Witnesses at the trial testified that they saw Nelson at his daughter’s birthday party around 2:15 p.m. the day of the murder — about two hours before Cameron’s body was discovered — and the state failed to explore whether Cameron was still alive after meeting with Nelson and what may have happened between 2:15 and the time when his body was discovered around 4 p.m., according to the filing.

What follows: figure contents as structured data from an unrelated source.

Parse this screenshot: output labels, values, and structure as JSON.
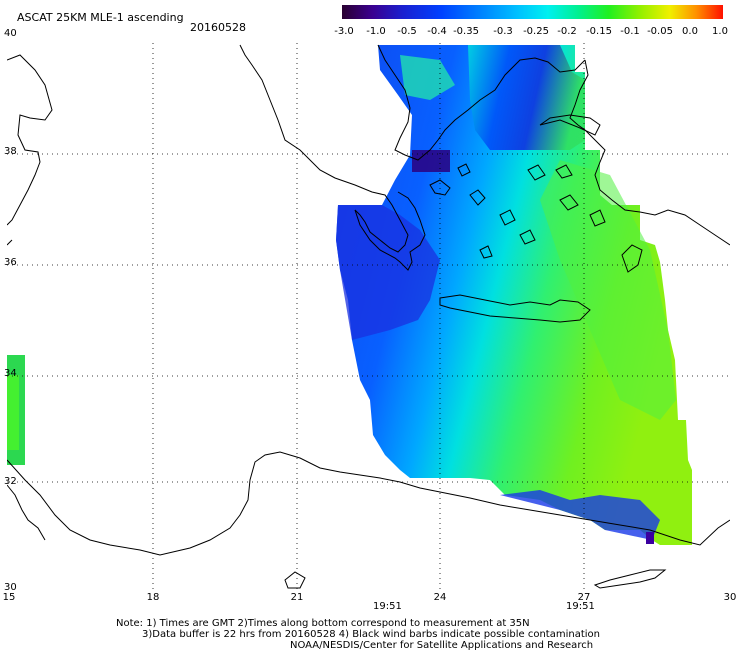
{
  "header": {
    "title": "ASCAT 25KM MLE-1 ascending",
    "date": "20160528"
  },
  "colorbar": {
    "labels": [
      "-3.0",
      "-1.0",
      "-0.5",
      "-0.4",
      "-0.35",
      "-0.3",
      "-0.25",
      "-0.2",
      "-0.15",
      "-0.1",
      "-0.05",
      "0.0",
      "1.0"
    ],
    "colors": [
      "#2a0030",
      "#3a0090",
      "#1a20d0",
      "#0040ff",
      "#0080ff",
      "#00c0ff",
      "#00f0f0",
      "#00f090",
      "#20f020",
      "#90f000",
      "#f0f000",
      "#ff9000",
      "#ff1000"
    ]
  },
  "axes": {
    "x_ticks": [
      "15",
      "18",
      "21",
      "24",
      "27",
      "30"
    ],
    "y_ticks": [
      "40",
      "38",
      "36",
      "34",
      "32",
      "30"
    ]
  },
  "times": [
    "19:51",
    "19:51"
  ],
  "notes": {
    "line1": "Note: 1) Times are GMT 2)Times along bottom correspond to measurement at 35N",
    "line2": "3)Data buffer is 22 hrs from 20160528 4) Black wind barbs indicate possible contamination",
    "line3": "NOAA/NESDIS/Center for Satellite Applications and Research"
  },
  "colors": {
    "time_label": "#cc2200"
  }
}
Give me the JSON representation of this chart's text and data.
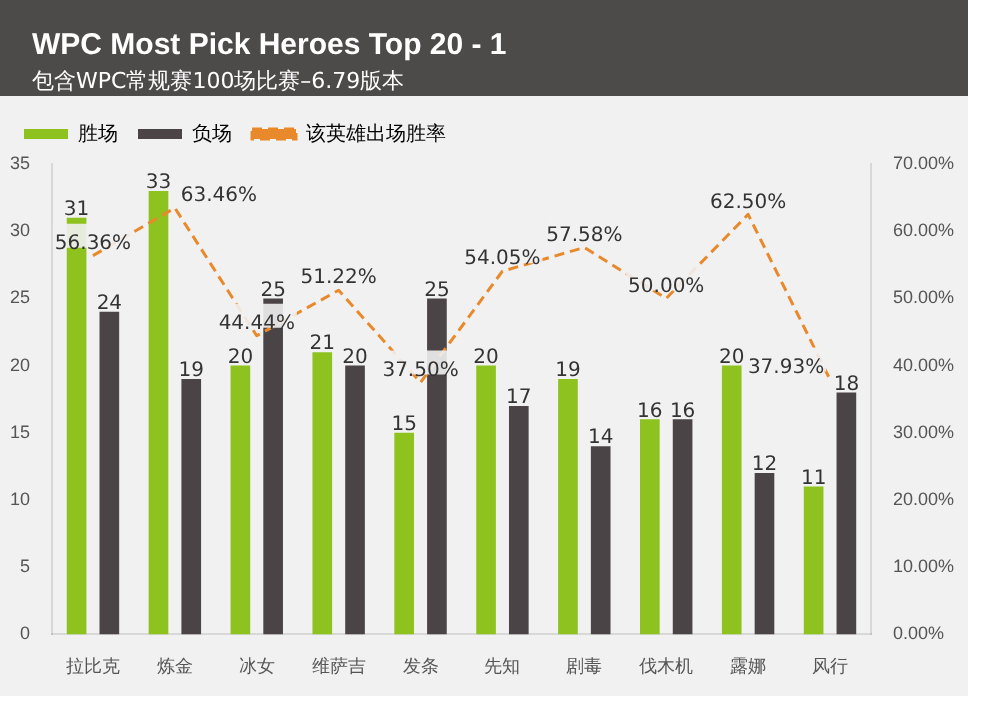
{
  "chart_data": {
    "type": "bar",
    "title": "WPC Most Pick Heroes Top 20 - 1",
    "subtitle": "包含WPC常规赛100场比赛–6.79版本",
    "categories": [
      "拉比克",
      "炼金",
      "冰女",
      "维萨吉",
      "发条",
      "先知",
      "剧毒",
      "伐木机",
      "露娜",
      "风行"
    ],
    "series": [
      {
        "name": "胜场",
        "color": "#8dc21f",
        "values": [
          31,
          33,
          20,
          21,
          15,
          20,
          19,
          16,
          20,
          11
        ]
      },
      {
        "name": "负场",
        "color": "#4a4446",
        "values": [
          24,
          19,
          25,
          20,
          25,
          17,
          14,
          16,
          12,
          18
        ]
      },
      {
        "name": "该英雄出场胜率",
        "type": "line",
        "axis": "y2",
        "color": "#e8892b",
        "line_style": "dashed",
        "marker": "none",
        "values": [
          56.36,
          63.46,
          44.44,
          51.22,
          37.5,
          54.05,
          57.58,
          50,
          62.5,
          37.93
        ],
        "value_labels": [
          "56.36%",
          "63.46%",
          "44.44%",
          "51.22%",
          "37.50%",
          "54.05%",
          "57.58%",
          "50.00%",
          "62.50%",
          "37.93%"
        ]
      }
    ],
    "ylim": [
      0,
      35
    ],
    "yticks": [
      0,
      5,
      10,
      15,
      20,
      25,
      30,
      35
    ],
    "y2lim": [
      0,
      70
    ],
    "y2ticks": [
      {
        "value": 0,
        "label": "0.00%"
      },
      {
        "value": 10,
        "label": "10.00%"
      },
      {
        "value": 20,
        "label": "20.00%"
      },
      {
        "value": 30,
        "label": "30.00%"
      },
      {
        "value": 40,
        "label": "40.00%"
      },
      {
        "value": 50,
        "label": "50.00%"
      },
      {
        "value": 60,
        "label": "60.00%"
      },
      {
        "value": 70,
        "label": "70.00%"
      }
    ],
    "grid": false,
    "legend": "top left",
    "data_labels": true
  }
}
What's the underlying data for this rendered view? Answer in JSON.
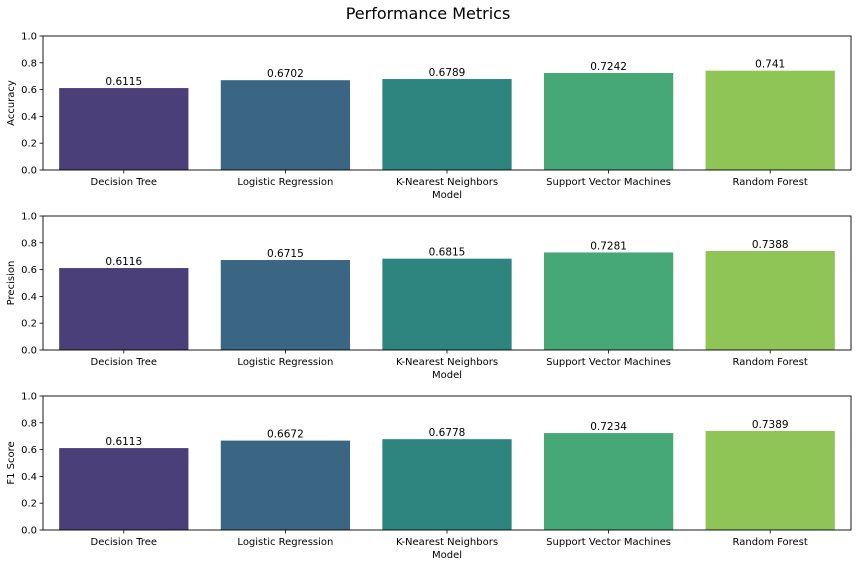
{
  "title": "Performance Metrics",
  "colors": [
    "#4a3f78",
    "#3b6683",
    "#2e8580",
    "#46a877",
    "#8fc457"
  ],
  "chart_data": [
    {
      "type": "bar",
      "categories": [
        "Decision Tree",
        "Logistic Regression",
        "K-Nearest Neighbors",
        "Support Vector Machines",
        "Random Forest"
      ],
      "values": [
        0.6115,
        0.6702,
        0.6789,
        0.7242,
        0.741
      ],
      "value_labels": [
        "0.6115",
        "0.6702",
        "0.6789",
        "0.7242",
        "0.741"
      ],
      "ylabel": "Accuracy",
      "xlabel": "Model",
      "ylim": [
        0,
        1.0
      ],
      "yticks": [
        "0.0",
        "0.2",
        "0.4",
        "0.6",
        "0.8",
        "1.0"
      ]
    },
    {
      "type": "bar",
      "categories": [
        "Decision Tree",
        "Logistic Regression",
        "K-Nearest Neighbors",
        "Support Vector Machines",
        "Random Forest"
      ],
      "values": [
        0.6116,
        0.6715,
        0.6815,
        0.7281,
        0.7388
      ],
      "value_labels": [
        "0.6116",
        "0.6715",
        "0.6815",
        "0.7281",
        "0.7388"
      ],
      "ylabel": "Precision",
      "xlabel": "Model",
      "ylim": [
        0,
        1.0
      ],
      "yticks": [
        "0.0",
        "0.2",
        "0.4",
        "0.6",
        "0.8",
        "1.0"
      ]
    },
    {
      "type": "bar",
      "categories": [
        "Decision Tree",
        "Logistic Regression",
        "K-Nearest Neighbors",
        "Support Vector Machines",
        "Random Forest"
      ],
      "values": [
        0.6113,
        0.6672,
        0.6778,
        0.7234,
        0.7389
      ],
      "value_labels": [
        "0.6113",
        "0.6672",
        "0.6778",
        "0.7234",
        "0.7389"
      ],
      "ylabel": "F1 Score",
      "xlabel": "Model",
      "ylim": [
        0,
        1.0
      ],
      "yticks": [
        "0.0",
        "0.2",
        "0.4",
        "0.6",
        "0.8",
        "1.0"
      ]
    }
  ]
}
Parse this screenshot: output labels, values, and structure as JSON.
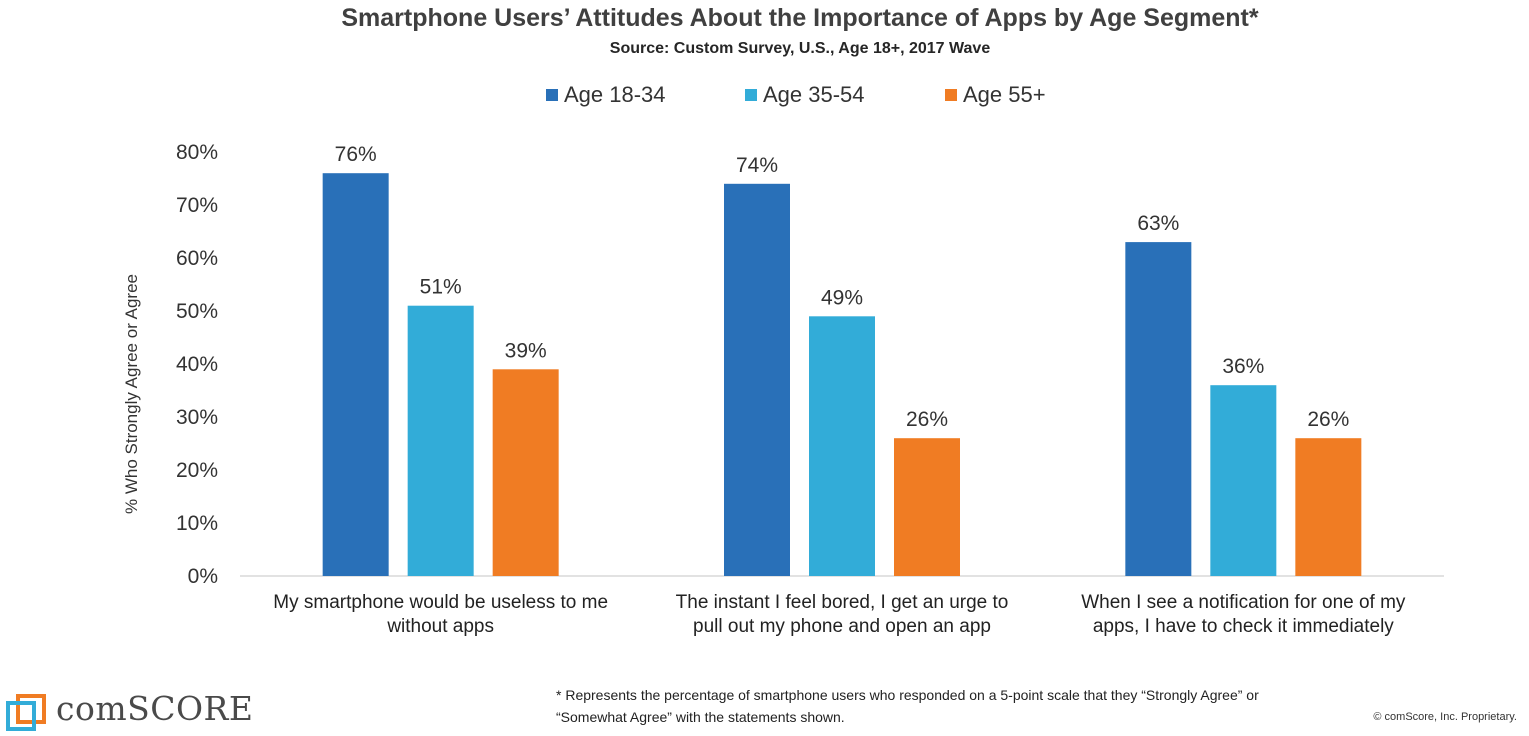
{
  "chart_data": {
    "type": "bar",
    "title": "Smartphone Users’ Attitudes About the Importance of Apps by Age Segment*",
    "subtitle": "Source: Custom Survey, U.S., Age 18+, 2017 Wave",
    "ylabel": "% Who Strongly Agree or Agree",
    "xlabel": "",
    "ylim": [
      0,
      80
    ],
    "yticks": [
      "0%",
      "10%",
      "20%",
      "30%",
      "40%",
      "50%",
      "60%",
      "70%",
      "80%"
    ],
    "categories": [
      [
        "My smartphone would be useless to me",
        "without apps"
      ],
      [
        "The instant I feel bored, I get an urge to",
        "pull out my phone and open an app"
      ],
      [
        "When I see a notification for one of my",
        "apps, I have to check it immediately"
      ]
    ],
    "series": [
      {
        "name": "Age 18-34",
        "color": "#2970b8",
        "values": [
          76,
          74,
          63
        ],
        "labels": [
          "76%",
          "74%",
          "63%"
        ]
      },
      {
        "name": "Age 35-54",
        "color": "#32acd8",
        "values": [
          51,
          49,
          36
        ],
        "labels": [
          "51%",
          "49%",
          "36%"
        ]
      },
      {
        "name": "Age 55+",
        "color": "#f07c23",
        "values": [
          39,
          26,
          26
        ],
        "labels": [
          "39%",
          "26%",
          "26%"
        ]
      }
    ],
    "grid": false,
    "legend_position": "top"
  },
  "footnote": "* Represents the percentage of smartphone users who responded on a 5-point scale that they “Strongly Agree” or “Somewhat Agree” with the statements shown.",
  "copyright": "© comScore, Inc. Proprietary.",
  "logo": {
    "text": "comSCORE",
    "icon": "comscore-logo-icon"
  }
}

Testifying on his own behalf, Nelson told the court that on the day of Cameron’s death, he met with him to tell him he didn’t have the money he owed him but did not kill him. Cameron was found dead around 4 p.m. that afternoon after his girlfriend, Virginia Hayden, grew worried that he had not returned home and discovered his truck down the road.

Nelson’s trial attorney, Phil Mohlar, told the court in 2012 that state police never looked at anyone but him as a suspect and conducted a poor investigation.

“Cameron was reaching out to people that day and had contact with other people in the drug community. He made calls to other people. What about those people who called Cameron before Rob? What if they made arrangements with him?” Mohlar said.

John Nivison, then a Somerset County Superior Court justice, decided the case in a jury-waived trial and said that even without a murder weapon, DNA evidence and eyewitness accounts, the state’s circumstantial evidence against Nelson was sufficient to prove him guilty.

In his 2013 appeal to the Maine Supreme Judicial Court, Nelson also argued that there was insufficient evidence in the trial to convict him, but a panel of six judges contradicted the argument, saying there was ample evidence to find him guilty beyond a reasonable doubt.

“This is not a case where the testimony or evidence is in dispute, what’s in dispute is the way the trial judge, sitting as the fact finder, unreasonably interpreted those facts and completely abandoned the presumption of innocence,” Nelson wrote to the federal court.